Nie jest moim zamiarem pastwienie się nad trenerem, bo koń jaki jest każdy widzi, jak to było opisane w pierwszym wydaniu polskiej encyklopedii. On z pewnością chciałby coś osiągnąć, daje z siebie wszystko, tylko, że… no właśnie, jest taką swoistą odwrotnością mitycznego króla Midasa, który wszystko czego się dotknął zamieniał w złoto.

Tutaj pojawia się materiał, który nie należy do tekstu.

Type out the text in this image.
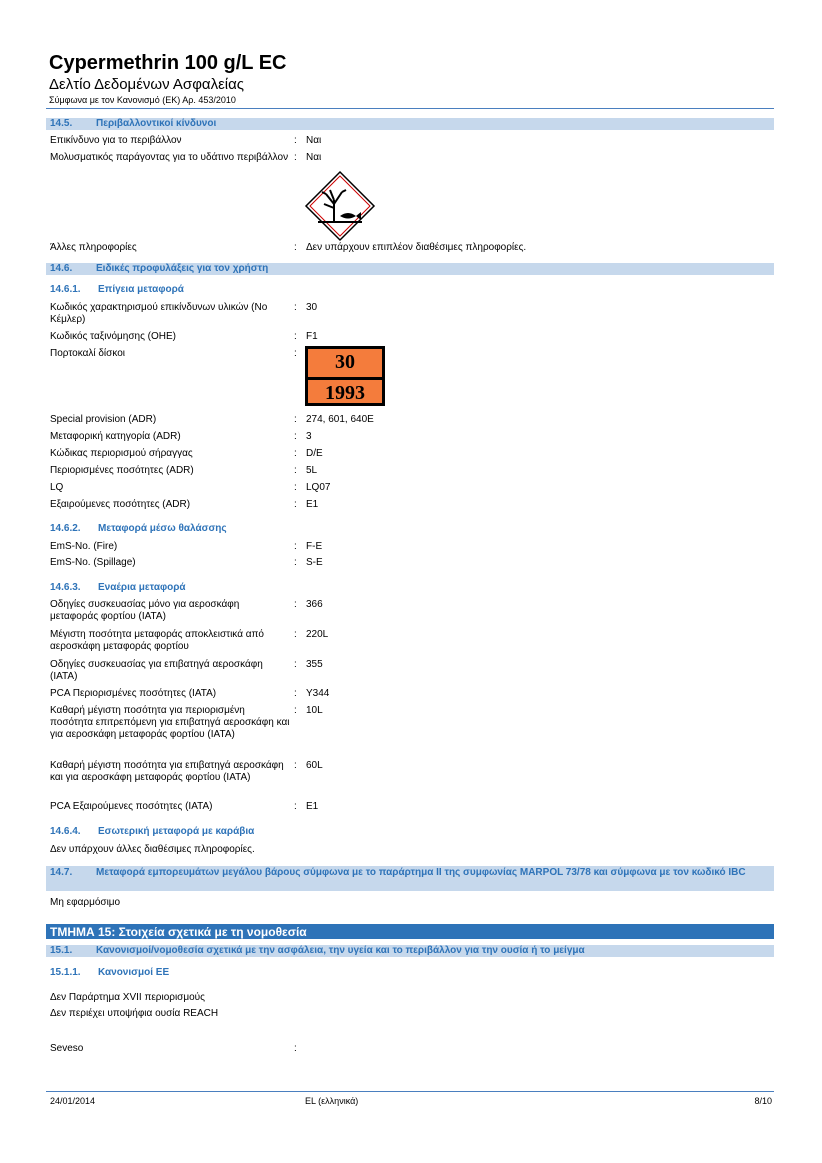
Cypermethrin 100 g/L EC
Δελτίο Δεδομένων Ασφαλείας
Σύμφωνα με τον Κανονισμό (ΕΚ) Αρ. 453/2010
14.5. Περιβαλλοντικοί κίνδυνοι
Επικίνδυνο για το περιβάλλον	: Ναι
Μολυσματικός παράγοντας για το υδάτινο περιβάλλον : Ναι
Άλλες πληροφορίες	: Δεν υπάρχουν επιπλέον διαθέσιμες πληροφορίες.
14.6. Ειδικές προφυλάξεις για τον χρήστη
14.6.1. Επίγεια μεταφορά
Κωδικός χαρακτηρισμού επικίνδυνων υλικών (Νο Κέμλερ)
: 30
Κωδικός ταξινόμησης (ΟΗΕ)	: F1
Πορτοκαλί δίσκοι	:	30
1993
Special provision (ADR)	: 274, 601, 640E
Μεταφορική κατηγορία (ADR)	: 3
Κώδικας περιορισμού σήραγγας	: D/E
Περιορισμένες ποσότητες (ADR)	: 5L
LQ	: LQ07
Εξαιρούμενες ποσότητες (ADR)	: E1
14.6.2. Μεταφορά μέσω θαλάσσης
EmS-No. (Fire)	: F-E
EmS-No. (Spillage)	: S-E
14.6.3. Εναέρια μεταφορά
Οδηγίες συσκευασίας μόνο για αεροσκάφη μεταφοράς φορτίου (IATA)
: 366
Μέγιστη ποσότητα μεταφοράς αποκλειστικά από αεροσκάφη μεταφοράς φορτίου
: 220L
Οδηγίες συσκευασίας για επιβατηγά αεροσκάφη (IATA)
: 355
PCA Περιορισμένες ποσότητες (IATA)	: Y344
Καθαρή μέγιστη ποσότητα για περιορισμένη ποσότητα επιτρεπόμενη για επιβατηγά αεροσκάφη και για αεροσκάφη μεταφοράς φορτίου (IATA)
: 10L
Καθαρή μέγιστη ποσότητα για επιβατηγά αεροσκάφη και για αεροσκάφη μεταφοράς φορτίου (IATA)
: 60L
PCA Εξαιρούμενες ποσότητες (IATA)	: E1
14.6.4. Εσωτερική μεταφορά με καράβια
Δεν υπάρχουν άλλες διαθέσιμες πληροφορίες.
14.7. Μεταφορά εμπορευμάτων μεγάλου βάρους σύμφωνα με το παράρτημα II της συμφωνίας MARPOL 73/78 και σύμφωνα με τον κωδικό IBC
Μη εφαρμόσιμο
ΤΜΗΜΑ 15: Στοιχεία σχετικά με τη νομοθεσία
15.1. Κανονισμοί/νομοθεσία σχετικά με την ασφάλεια, την υγεία και το περιβάλλον για την ουσία ή το μείγμα
15.1.1. Κανονισμοί ΕΕ
Δεν Παράρτημα XVII περιορισμούς
Δεν περιέχει υποψήφια ουσία REACH
Seveso	:
24/01/2014	EL (ελληνικά)	8/10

Jednak dotąd aż oczywistej oczywistości nie dostrzeże zacny i szczodry pan Grzegorz, nadal będziemy musieli paść oczy widokiem dziwnych poczynań grupy naprawdę dobrych graczy na boisku. Wczoraj dostaliśmy przedsmak tego przygotowanego nam na ten sezon pasztetu. Zwycięzców się nie sądzi, więc przejdę do porządku nad faktem, że Znicz jest z góry skazywany na obsuwę, że raczej poniósł przed sezonem straty, w tym niezłego trenera, że w pełni tę opinię wczorajszą grą potwierdził. To my zagraliśmy tak, jak przez cały ubiegły sezon i nic nie dały dobre wejścia do drużyny Souleymane’a Cissé, Turka İlkaya Durmuşa, rokujące nadzieje debiuty Marcela Predenkiewicza, Erjona Hoxhallariego (mam nadzieję, że nic nie przekręciłem), Bartłomieja Poczobuta czy wreszcie Łukasza Zjawińskiego, który zebrał od publiki średnie oceny, a którego jak był ocieniał raczej pozytywnie, zwłaszcza w zestawieniu z wchodzącym z ławki Szymonem Kobusińskim. To muszą być gracze o określonej klasie skoro na boisku nie starczyło już miejsca dla Mateusza Michalskiego czy Ernesta Terpiłowskiego, którzy byli naszymi głównymi „strzelbami” w meczach kontrolnych. A może to była taka zmyłka taktyczna – Znicz spodziewa się atakujących w postaciach dwóch wymienionych, a tu figa – ich nie ma w składzie i teraz się martwcie! Nie wiem, ale czy wie to trener, czy proste rzeczy dostrzega właściciel.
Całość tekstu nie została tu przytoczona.